The Supreme Court of Canada’s decision to deny leave is itself a major victory for international criminal justice. It demonstrates that Canada’s approach to international justice has reached a level of maturity: jurisdictional issues that typically complicate prosecutions of crimes against humanity and war crimes no longer necessitate a full hearing at the Supreme Court. Rather, lower courts are entrusted with the hearing of prosecutions under the Act, despite their jurisdictional and factual complexity. The Munyaneza trial, for example, took 8 months, the Court heard from 66 witnesses, and 200 exhibits were filed.
Canada’s trial courts also appear to be suited to review, interpret, and apply international criminal law. In the Munyaneza trial decision, Justice Denis considered the Rome Statute, as well as case law from the International Criminal Tribunal for Rwanda (ICTR), the International Criminal Tribunal for the former Yugoslavia (ICTY), and the International Criminal Court (ICC). His decision demonstrates that Canadian courts at all levels are able to interpret,and participate in the transnational development of international criminal law, and thereby protect universal human rights.

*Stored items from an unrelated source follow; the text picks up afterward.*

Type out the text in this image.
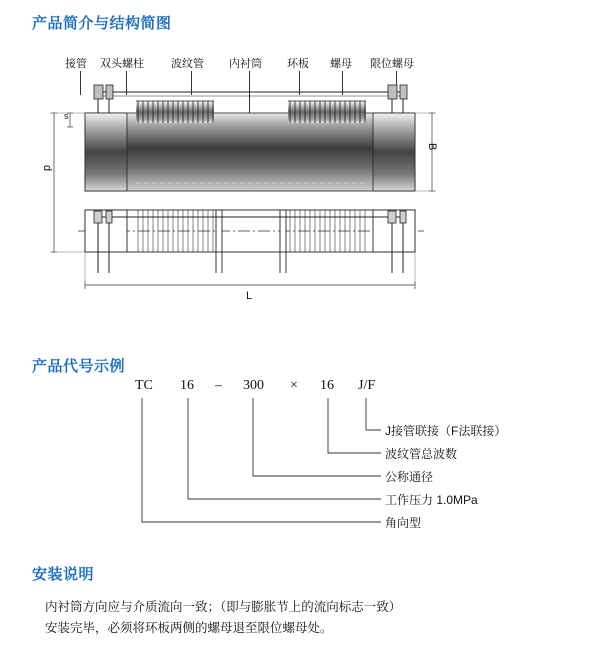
产品简介与结构简图
接管 双头螺柱 波纹管 内衬筒 环板 螺母 限位螺母
s
d
B
L
产品代号示例
TC 16 – 300 × 16 J/F
J接管联接（F法联接）
波纹管总波数
公称通径
工作压力 1.0MPa
角向型
安装说明
内衬筒方向应与介质流向一致；（即与膨胀节上的流向标志一致）
安装完毕，必须将环板两侧的螺母退至限位螺母处。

The Supreme Court of Canada’s decision to deny leave to appeal sends the clear message that Canada has the proper authority under both national and international law to prosecute war crimes and crimes against humanity. Indeed, at the Quebec Court of Appeal, Munyaneza argued that certain charges against him could not be prosecuted in Canada because they were either not war crimes under international law at the time of the Rwandan genocide, or because this would give the Act retroactive effect contrary to the Charter of Rights and Freedoms. CLAIHR and the Canadian Centre for International Justice intervened at the Quebec Court of Appeal to respond to these arguments. The Quebec Court of Appeal ultimately rejected Munyaneza’s arguments.
The precedent-setting Munyaneza case stands for the principle that Canada will not allow the violation of human rights, wherever they have taken place, and even if Canada must use its own court system to see that justice is served.